Wild Game is a memoir, but it reads very much like a novel with a first-person narrator, bringing readers closely into scenes with vivid sensual detail that paints the atmosphere with the adoring eyes of the enthralled daughter the author once was. Food, in particular — Malabar was an accomplished cook, and passed her wide-ranging tastes to her daughter — is lovingly described:
"Then came the pièce de résistance: Ben's squabs, served family-style on an enormous carving board with grooves that caught their abundant juices... Roasted to medium rare, the meat was silky and tender, fine-grained and richer than I'd expected. The skin was fatty, like a duck's, and as crisp as bacon."
But what makes this book especially novel-like is how close Brodeur remains to the mindset she was in at the time of the events unfolding. For the first third or so, even as occasional lines hint at the more mature and removed author, the narrative stays close to the younger Brodeur's inability to see her mother as anything but a wonderful, glamorous, wounded woman who led a hard life and deserves happiness, no matter who might get trampled along the way.

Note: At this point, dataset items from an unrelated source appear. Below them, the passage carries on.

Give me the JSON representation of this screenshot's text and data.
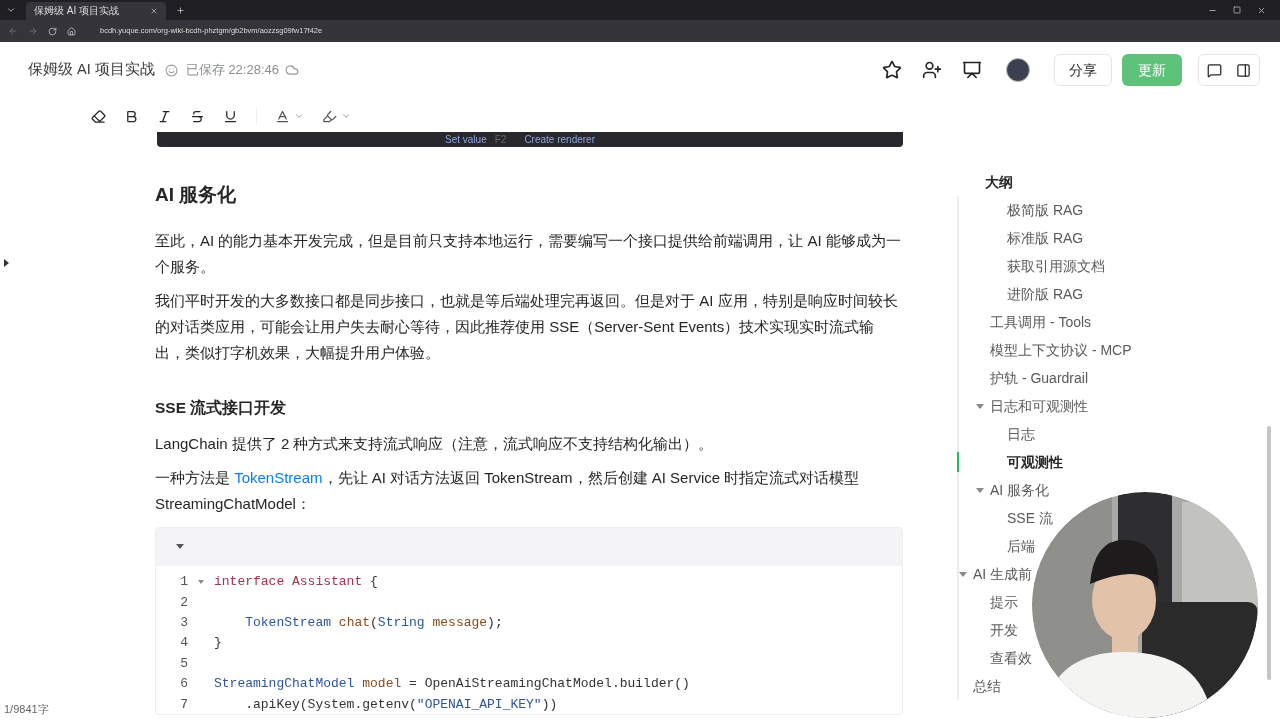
{
  "browser": {
    "tab_title": "保姆级 AI 项目实战",
    "url": "bcdh.yuque.com/org-wiki-bcdh-phztgm/gb2bvm/aozzsg09fw17f42e"
  },
  "header": {
    "title": "保姆级 AI 项目实战",
    "saved": "已保存 22:28:46",
    "share": "分享",
    "update": "更新"
  },
  "renderer_bar": {
    "set_value": "Set value",
    "shortcut": "F2",
    "create": "Create renderer"
  },
  "article": [
    {
      "kind": "h2",
      "text": "AI 服务化"
    },
    {
      "kind": "p",
      "parts": [
        {
          "text": "至此，AI 的能力基本开发完成，但是目前只支持本地运行，需要编写一个接口提供给前端调用，让 AI 能够成为一个服务。"
        }
      ]
    },
    {
      "kind": "p",
      "parts": [
        {
          "text": "我们平时开发的大多数接口都是同步接口，也就是等后端处理完再返回。但是对于 AI 应用，特别是响应时间较长的对话类应用，可能会让用户失去耐心等待，因此推荐使用 SSE（Server-Sent Events）技术实现实时流式输出，类似打字机效果，大幅提升用户体验。"
        }
      ]
    },
    {
      "kind": "h3",
      "text": "SSE 流式接口开发"
    },
    {
      "kind": "p",
      "parts": [
        {
          "text": "LangChain 提供了 2 种方式来支持流式响应（注意，流式响应不支持结构化输出）。"
        }
      ]
    },
    {
      "kind": "p",
      "parts": [
        {
          "text": "一种方法是 "
        },
        {
          "text": "TokenStream",
          "kind": "link"
        },
        {
          "text": "，先让 AI 对话方法返回 TokenStream，然后创建 AI Service 时指定流式对话模型 StreamingChatModel："
        }
      ]
    },
    {
      "kind": "code",
      "expanded": true,
      "lines": [
        {
          "n": "1",
          "fold": true,
          "tokens": [
            {
              "text": "interface Assistant",
              "kind": "keyword"
            },
            {
              "text": " {",
              "kind": "plain"
            }
          ]
        },
        {
          "n": "2",
          "fold": false
        },
        {
          "n": "3",
          "fold": false,
          "tokens": [
            {
              "text": "    TokenStream",
              "kind": "type"
            },
            {
              "text": " chat",
              "kind": "variable"
            },
            {
              "text": "(",
              "kind": "plain"
            },
            {
              "text": "String",
              "kind": "type"
            },
            {
              "text": " message",
              "kind": "variable"
            },
            {
              "text": ");",
              "kind": "plain"
            }
          ]
        },
        {
          "n": "4",
          "fold": false,
          "tokens": [
            {
              "text": "}",
              "kind": "plain"
            }
          ]
        },
        {
          "n": "5",
          "fold": false
        },
        {
          "n": "6",
          "fold": false,
          "tokens": [
            {
              "text": "StreamingChatModel",
              "kind": "type"
            },
            {
              "text": " model",
              "kind": "variable"
            },
            {
              "text": " = OpenAiStreamingChatModel.builder()",
              "kind": "plain"
            }
          ]
        },
        {
          "n": "7",
          "fold": false,
          "tokens": [
            {
              "text": "    .apiKey(System.getenv(",
              "kind": "plain"
            },
            {
              "text": "\"OPENAI_API_KEY\"",
              "kind": "string"
            },
            {
              "text": "))",
              "kind": "plain"
            }
          ]
        }
      ]
    }
  ],
  "outline": {
    "title": "大纲",
    "items": [
      {
        "children": [
          {
            "children": [
              {
                "label": "极简版 RAG",
                "selected": false
              },
              {
                "label": "标准版 RAG",
                "selected": false
              },
              {
                "label": "获取引用源文档",
                "selected": false
              },
              {
                "label": "进阶版 RAG",
                "selected": false
              }
            ]
          },
          {
            "label": "工具调用 - Tools",
            "selected": false
          },
          {
            "label": "模型上下文协议 - MCP",
            "selected": false
          },
          {
            "label": "护轨 - Guardrail",
            "selected": false
          },
          {
            "label": "日志和可观测性",
            "selected": false,
            "expanded": true,
            "children": [
              {
                "label": "日志",
                "selected": false
              },
              {
                "label": "可观测性",
                "selected": true
              }
            ]
          },
          {
            "label": "AI 服务化",
            "selected": false,
            "expanded": true,
            "children": [
              {
                "label": "SSE 流",
                "selected": false
              },
              {
                "label": "后端",
                "selected": false
              }
            ]
          }
        ]
      },
      {
        "label": "AI 生成前",
        "selected": false,
        "expanded": true,
        "children": [
          {
            "label": "提示",
            "selected": false
          },
          {
            "label": "开发",
            "selected": false
          },
          {
            "label": "查看效",
            "selected": false
          }
        ]
      },
      {
        "label": "总结",
        "selected": false
      }
    ]
  },
  "status": "1/9841字"
}
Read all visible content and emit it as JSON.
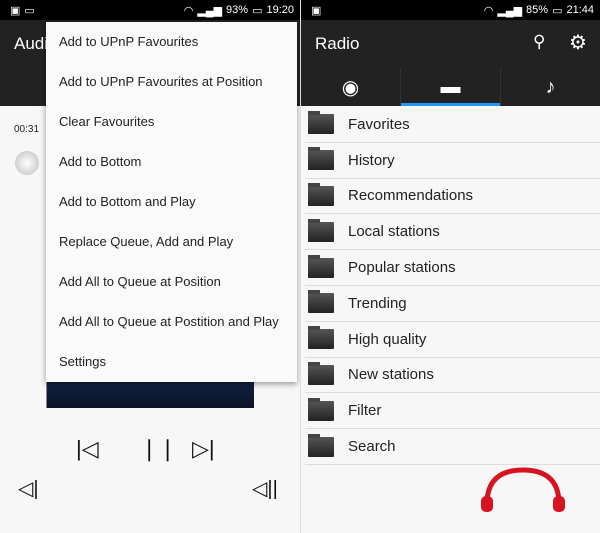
{
  "left": {
    "status": {
      "battery": "93%",
      "time": "19:20"
    },
    "title": "Audi",
    "elapsed": "00:31",
    "menu": [
      "Add to UPnP Favourites",
      "Add to UPnP Favourites at Position",
      "Clear Favourites",
      "Add to Bottom",
      "Add to Bottom and Play",
      "Replace Queue, Add and Play",
      "Add All to Queue at Position",
      "Add All to Queue at Postition and Play",
      "Settings"
    ],
    "controls": [
      "previous-icon",
      "pause-icon",
      "next-icon",
      "volume-down-icon",
      "volume-up-icon"
    ]
  },
  "right": {
    "status": {
      "battery": "85%",
      "time": "21:44"
    },
    "title": "Radio",
    "tabs": [
      "radio-icon",
      "inbox-icon",
      "music-note-icon"
    ],
    "selected_tab": 1,
    "accent": "#2196f3",
    "items": [
      "Favorites",
      "History",
      "Recommendations",
      "Local stations",
      "Popular stations",
      "Trending",
      "High quality",
      "New stations",
      "Filter",
      "Search"
    ]
  }
}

It wasn't until Brodeur took a gap year before college that she was faced with anyone who dared to speak a bad word about her mother. In Hawai'i, after a morning joint shared with her stoner boyfriend, Adam, he asked her what she was escaping from; after unspooling the tale, how she helped her mother hide an affair for years, how she participated in alibiing her mother and orchestrating time alone for Malabar and Ben, Adam asks, "What kind of person would do that to her daughter?"
Brodeur immediately goes on the defensive: "Adam was getting this all wrong. He saw Malabar as perpetrator, not victim. I must have failed to relate the complexities of the situation, I decided." Of course, as Brodeur grew up, experienced more of the world, and got to see different points of view, her relationship with her mother became ever more strained, running hot and cold through dramas I won't share here for fear of giving away the stranger-than-fiction series of events.
It's not often we get to read about the sexual and romantic lives of people past middle age, since they're so often condemned by popular imagination to sexless existences, but Wild Game, for all its luscious prose and tantalizing elements, is ultimately about the slow and painful process of losing a mother. Malabar is still alive, if unwell, as of the book's ending, but Brodeur is no longer the girl who felt that being chosen to carry secrets was the same thing as unconditional love.
Ilana Masad is an Israeli American fiction writer, critic and founder/host of the podcast The Other Stories. Her debut novel, All My Mother's Lovers, is forthcoming from Dutton in 2020.